Já o advogado relatou que Admar Gonzaga pediu para ele contratar um investigador particular para “levantar informações sobre a rotina” de sua mulher, durante o período de 1 a 17 de julho, quando ele estaria ausente.

(…)

O episódio começou a ser investigado após Élida prestar depoimento na 10ª DP de Brasília, no dia 14 de julho, depois suspeitar que estava sendo seguida.
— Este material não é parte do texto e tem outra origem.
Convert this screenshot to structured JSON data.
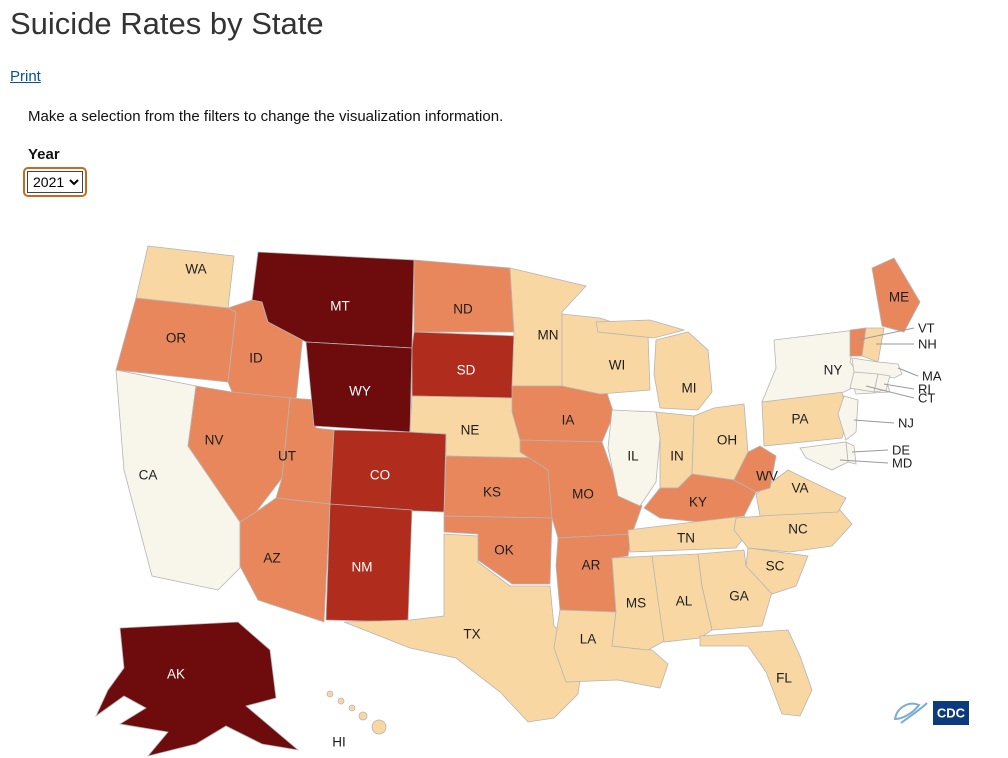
{
  "page": {
    "title": "Suicide Rates by State",
    "print_label": "Print",
    "instruction": "Make a selection from the filters to change the visualization information.",
    "filter": {
      "label": "Year",
      "selected": "2021",
      "options": [
        "2021"
      ]
    }
  },
  "palette": {
    "lowest": "#f8f5eb",
    "low": "#f8d7a3",
    "medium": "#e8875c",
    "high": "#b02c1c",
    "highest": "#6e0b0d"
  },
  "map": {
    "logo_text": "CDC",
    "states": [
      {
        "abbr": "WA",
        "level": "low",
        "color": "#f8d7a3"
      },
      {
        "abbr": "OR",
        "level": "medium",
        "color": "#e8875c"
      },
      {
        "abbr": "CA",
        "level": "lowest",
        "color": "#f8f5eb"
      },
      {
        "abbr": "ID",
        "level": "medium",
        "color": "#e8875c"
      },
      {
        "abbr": "NV",
        "level": "medium",
        "color": "#e8875c"
      },
      {
        "abbr": "UT",
        "level": "medium",
        "color": "#e8875c"
      },
      {
        "abbr": "AZ",
        "level": "medium",
        "color": "#e8875c"
      },
      {
        "abbr": "MT",
        "level": "highest",
        "color": "#6e0b0d"
      },
      {
        "abbr": "WY",
        "level": "highest",
        "color": "#6e0b0d"
      },
      {
        "abbr": "CO",
        "level": "high",
        "color": "#b02c1c"
      },
      {
        "abbr": "NM",
        "level": "high",
        "color": "#b02c1c"
      },
      {
        "abbr": "ND",
        "level": "medium",
        "color": "#e8875c"
      },
      {
        "abbr": "SD",
        "level": "high",
        "color": "#b02c1c"
      },
      {
        "abbr": "NE",
        "level": "low",
        "color": "#f8d7a3"
      },
      {
        "abbr": "KS",
        "level": "medium",
        "color": "#e8875c"
      },
      {
        "abbr": "OK",
        "level": "medium",
        "color": "#e8875c"
      },
      {
        "abbr": "TX",
        "level": "low",
        "color": "#f8d7a3"
      },
      {
        "abbr": "MN",
        "level": "low",
        "color": "#f8d7a3"
      },
      {
        "abbr": "IA",
        "level": "medium",
        "color": "#e8875c"
      },
      {
        "abbr": "MO",
        "level": "medium",
        "color": "#e8875c"
      },
      {
        "abbr": "AR",
        "level": "medium",
        "color": "#e8875c"
      },
      {
        "abbr": "LA",
        "level": "low",
        "color": "#f8d7a3"
      },
      {
        "abbr": "WI",
        "level": "low",
        "color": "#f8d7a3"
      },
      {
        "abbr": "IL",
        "level": "lowest",
        "color": "#f8f5eb"
      },
      {
        "abbr": "MI",
        "level": "low",
        "color": "#f8d7a3"
      },
      {
        "abbr": "IN",
        "level": "low",
        "color": "#f8d7a3"
      },
      {
        "abbr": "OH",
        "level": "low",
        "color": "#f8d7a3"
      },
      {
        "abbr": "KY",
        "level": "medium",
        "color": "#e8875c"
      },
      {
        "abbr": "TN",
        "level": "low",
        "color": "#f8d7a3"
      },
      {
        "abbr": "MS",
        "level": "low",
        "color": "#f8d7a3"
      },
      {
        "abbr": "AL",
        "level": "low",
        "color": "#f8d7a3"
      },
      {
        "abbr": "GA",
        "level": "low",
        "color": "#f8d7a3"
      },
      {
        "abbr": "FL",
        "level": "low",
        "color": "#f8d7a3"
      },
      {
        "abbr": "SC",
        "level": "low",
        "color": "#f8d7a3"
      },
      {
        "abbr": "NC",
        "level": "low",
        "color": "#f8d7a3"
      },
      {
        "abbr": "VA",
        "level": "low",
        "color": "#f8d7a3"
      },
      {
        "abbr": "WV",
        "level": "medium",
        "color": "#e8875c"
      },
      {
        "abbr": "PA",
        "level": "low",
        "color": "#f8d7a3"
      },
      {
        "abbr": "NY",
        "level": "lowest",
        "color": "#f8f5eb"
      },
      {
        "abbr": "NJ",
        "level": "lowest",
        "color": "#f8f5eb"
      },
      {
        "abbr": "DE",
        "level": "lowest",
        "color": "#f8f5eb"
      },
      {
        "abbr": "MD",
        "level": "lowest",
        "color": "#f8f5eb"
      },
      {
        "abbr": "VT",
        "level": "medium",
        "color": "#e8875c"
      },
      {
        "abbr": "NH",
        "level": "low",
        "color": "#f8d7a3"
      },
      {
        "abbr": "MA",
        "level": "lowest",
        "color": "#f8f5eb"
      },
      {
        "abbr": "RI",
        "level": "lowest",
        "color": "#f8f5eb"
      },
      {
        "abbr": "CT",
        "level": "lowest",
        "color": "#f8f5eb"
      },
      {
        "abbr": "ME",
        "level": "medium",
        "color": "#e8875c"
      },
      {
        "abbr": "AK",
        "level": "highest",
        "color": "#6e0b0d"
      },
      {
        "abbr": "HI",
        "level": "low",
        "color": "#f8d7a3"
      }
    ]
  }
}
Ela relatou seis ocasiões em que achou que estava sendo seguida, por dois carros diferentes.

Após desconfiar que estava sendo monitorada, ela levou seu carro a uma oficina mecânica, e descobriu que havia uma “caixa metálica prateada” na parte inferior do assoalho do veículo, presa por imãs.

Depois da ocorrência ter sido registrada, o carro foi enviado para o Instituto de Criminalística, e um laudo constatou que a caixa era um rastreador.

No dia 18 de julho, quatro dias depois de Élida registrar o caso, o detetive particular Ailton Francisco Ferreira prestou depoimento espontaneamente na DEAM. Ele afirmou que o advogado Alexandre Luiz Amorim Falaschi o contratou para seguir Élida a pedido de um cliente, sem especificar quem era.

Ele afirmou que decidiu instalar o GPS após ter percebido que a mulher do ministro desconfiava que estava sendo seguida.

Ailton ainda apresentou o contrato firmado com o advogado, que estabelecia que ele deveria fornecer “de maneira diária, o itinerário da pessoa a ser acompanhada”, e que ele receberia R$ 10 mil pelo serviço.